Ultra-nationalism: It treats the nation as a higher, organic unity to which all other loyalites must be subordinated. Ultra-nationalism rejects “anything compatible with liberal institutions or with the tradition of Enlightenment humanism which underpins them.”40"
(http://sdonline.org/47/two-ways-of-looking-at-fascism/)
"Fascism seeks to promote more than mere patriotism, the love of one's country; it wishes to establish an intense and militant sense of national identity, which Charles Maurras (1868–1952), the leader of Action Française, called ‘integral nationalism’. Fascism embodies a sense of messianic or fanatical mission: the prospect of national regeneration and the rebirth of national pride. Indeed, the popular appeal that fascism has exerted has largely been based upon the promise of national greatness. According to Griffin (1993), the mythic core of generic fascism is the conjunction of the ideas of ‘palingenesis’, or recurrent rebirth, and ‘populist ultranationalism’. All fascist movements therefore highlight the moral bankruptcy and cultural decadence of modern society, but proclaim the possibility of rejuvenation, offering the image of the nation ‘rising phoenix-like from the ashes’. While fascism may be a revolt against modernity, it does not succumb to reaction or the allure of tradition. Instead, it fuses myths about a glorious past with the image of a future characterized by renewal and reawakening, hence the idea of the ‘new’ man. In Italy, this was reflected in attempts to recapture the glories of Imperial Rome; in Germany, the Nazi regime was portrayed as the ‘Third Reich’, in succession to Charlemagne's ‘First Reich’ and Bismarck's ‘Second Reich’."
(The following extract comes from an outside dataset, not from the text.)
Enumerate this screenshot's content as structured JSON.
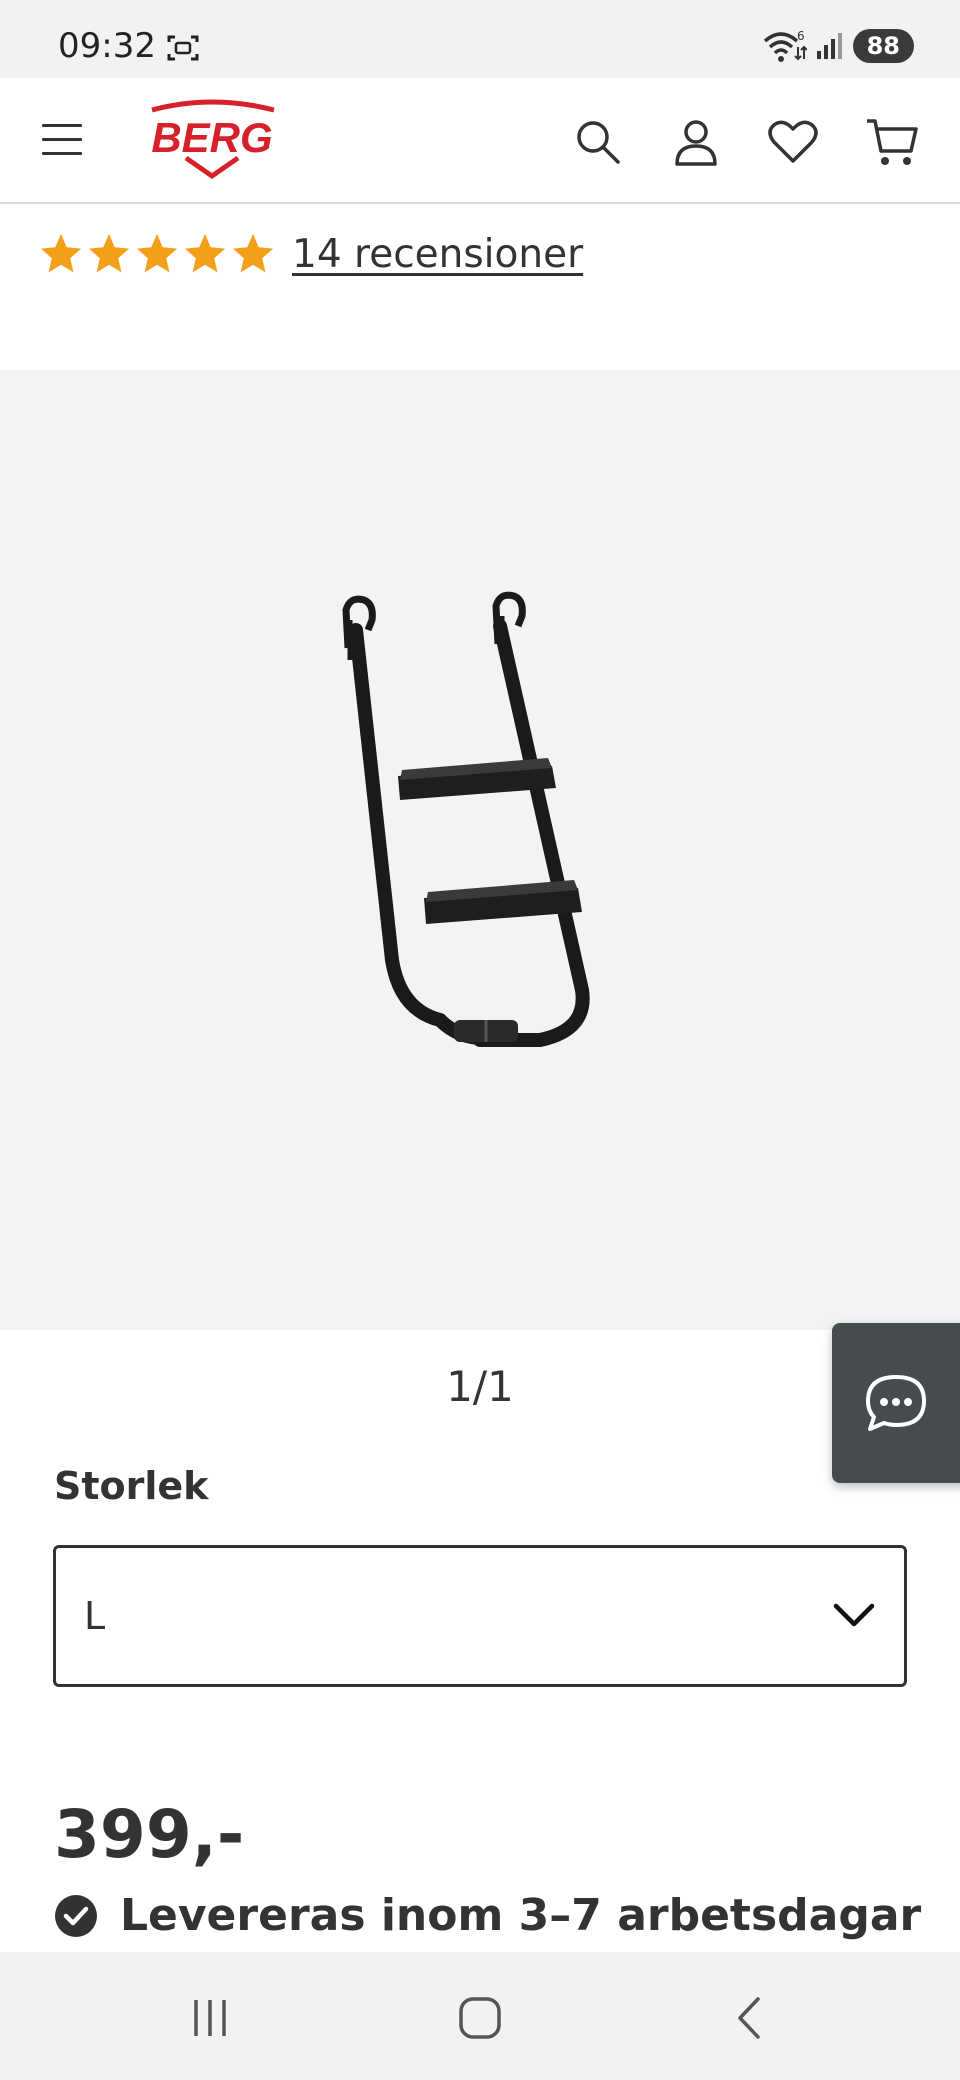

(Andrew Heywood, Political Ideologies, Third edition)
So National Bolshevism focussed on a national rebirth based on the historical past of the Soviet empire when it was a superpower: a phoenix rising from the ashes.
Illegalitarian
31st October 2014, 19:50
Everyone pretty much said it already, but to add to the echoing chamber: It's just a fucked version of Russia nationalism that plays off of ostalgie by using old M-L imagery
keine_zukunft
1st November 2014, 18:31
it's not that dissimilar from strasserist national socialism i believe.
Rurkel
2nd November 2014, 15:06
The Limonovite National Bolsheviks (the ones that made an alliance with a fraction of Russian liberals some years ago, the alliance is broken now due to the rebellion in Ukraine which the liberals oppose) are more like D'Annunzio than Hitler.
I know, to the extent D'Annunzio was a proto-fascist at all, the difference between the two is more like the difference between the two stages.